Jovi recommends spacing the pots up off the board, see the Basic Workflow Tips.  Make sure the leads are trimmed short on the solder side.  You didn't actually use a dual pot like the picture shows, right?


----------



## Dali (Jan 4, 2020)

Chuck D. Bones said:


> You didn't actually use a dual pot like the picture shows, right?



I did but cut the "closer to the pot" pins first.

I bought 5 of them by accident on my last Tayda order. Yeah, I suck.


----------



## Robert (Jan 4, 2020)

Ahh yeah, I remember you mentioning the dual pot mishap now....

Dust caps won't fit on those, when I use them I stick an adhesive rubber pad on the back to keep the PCB spaced far enough.

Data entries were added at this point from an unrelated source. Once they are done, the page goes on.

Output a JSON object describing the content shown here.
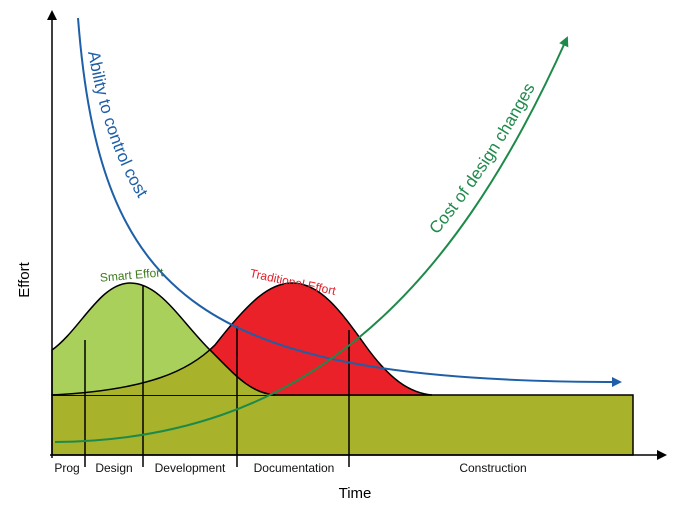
{
  "axes": {
    "y_label": "Effort",
    "x_label": "Time"
  },
  "curves": {
    "control": "Ability to control cost",
    "cost": "Cost of design changes",
    "smart": "Smart Effort",
    "traditional": "Traditional Effort"
  },
  "phases": [
    "Prog",
    "Design",
    "Development",
    "Documentation",
    "Construction"
  ]
}
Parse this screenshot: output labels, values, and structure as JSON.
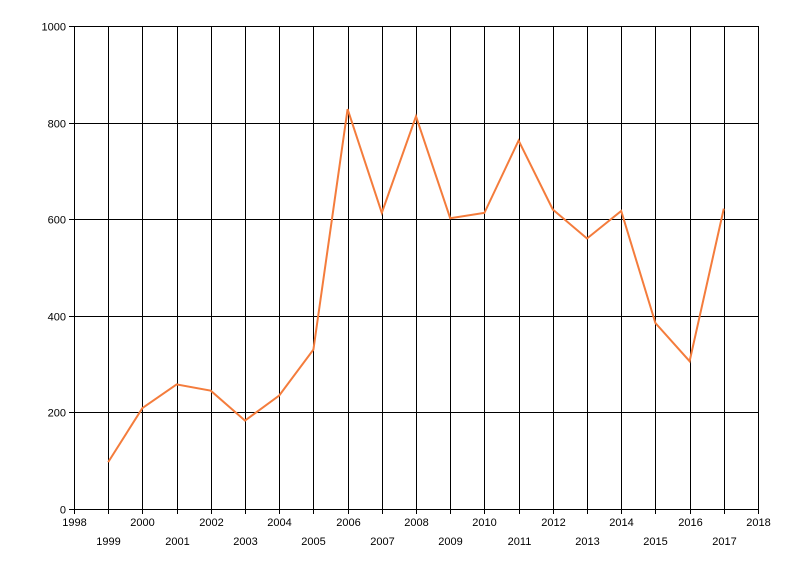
{
  "chart_data": {
    "type": "line",
    "title": "",
    "xlabel": "",
    "ylabel": "",
    "xlim": [
      1998,
      2018
    ],
    "ylim": [
      0,
      1000
    ],
    "x_ticks": [
      1998,
      1999,
      2000,
      2001,
      2002,
      2003,
      2004,
      2005,
      2006,
      2007,
      2008,
      2009,
      2010,
      2011,
      2012,
      2013,
      2014,
      2015,
      2016,
      2017,
      2018
    ],
    "x_tick_labels": [
      "1998",
      "1999",
      "2000",
      "2001",
      "2002",
      "2003",
      "2004",
      "2005",
      "2006",
      "2007",
      "2008",
      "2009",
      "2010",
      "2011",
      "2012",
      "2013",
      "2014",
      "2015",
      "2016",
      "2017",
      "2018"
    ],
    "y_ticks": [
      0,
      200,
      400,
      600,
      800,
      1000
    ],
    "y_tick_labels": [
      "0",
      "200",
      "400",
      "600",
      "800",
      "1000"
    ],
    "grid": true,
    "legend": "none",
    "series": [
      {
        "color": "#f47c3c",
        "x": [
          1999,
          2000,
          2001,
          2002,
          2003,
          2004,
          2005,
          2006,
          2007,
          2008,
          2009,
          2010,
          2011,
          2012,
          2013,
          2014,
          2015,
          2016,
          2017
        ],
        "values": [
          97,
          209,
          258,
          245,
          183,
          235,
          330,
          828,
          613,
          813,
          602,
          613,
          763,
          620,
          560,
          617,
          385,
          306,
          622
        ]
      }
    ]
  }
}
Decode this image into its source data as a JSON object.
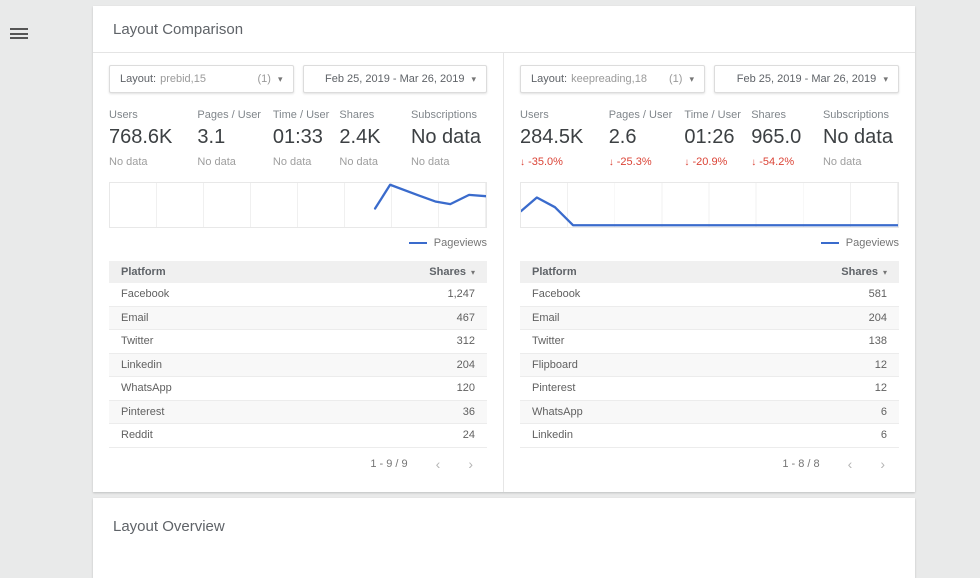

						Self Adhesive Rubber Feet - PedalPCB.com
					

Self Adhesive Rubber Feet




					www.pedalpcb.com


----------



## phi1 (Jan 4, 2020)

I use this _*double sided foam tape*_ for many situations like this.


----------



## Dali (Jan 4, 2020)

phi1 said:


> I use this _*double sided foam tape*_ for many situations like this.


What? It happens often? 

Thanks for the tip. I feel less alone now.


----------



## phi1 (Jan 4, 2020)

Haven’t had this situation exactly, but I use this tape often when I’m trying to fit mods in like _*this*_.


----------



## Chuck D. Bones (Jan 4, 2020)

Dali said:


> I did but cut the "closer to the pot" pins first.
> 
> I bought 5 of them by accident on my last Tayda order. Yeah, I suck.



I've put dust caps on dual pots.  Takes a little trimming of the cap to fit around the leads, but it works.


----------



## Mourguitars (Jan 4, 2020)

Dust Cover For 16mm Alpha Pots
					

Small Bear Electronics DIY Parts




					smallbear-electronics.mybigcommerce.com
				




I bought 30 of these because Mouser and BLMS  pots dont ship with dust covers...with my very first build i had a A5 that wasn't PCB mount that was shorting out the board was free floating banging and rattling around...duh !

They will fit just a little Trim for those duel leg pots, just like Chuck said

Mike



https://imgur.com/uyzlPZI


----------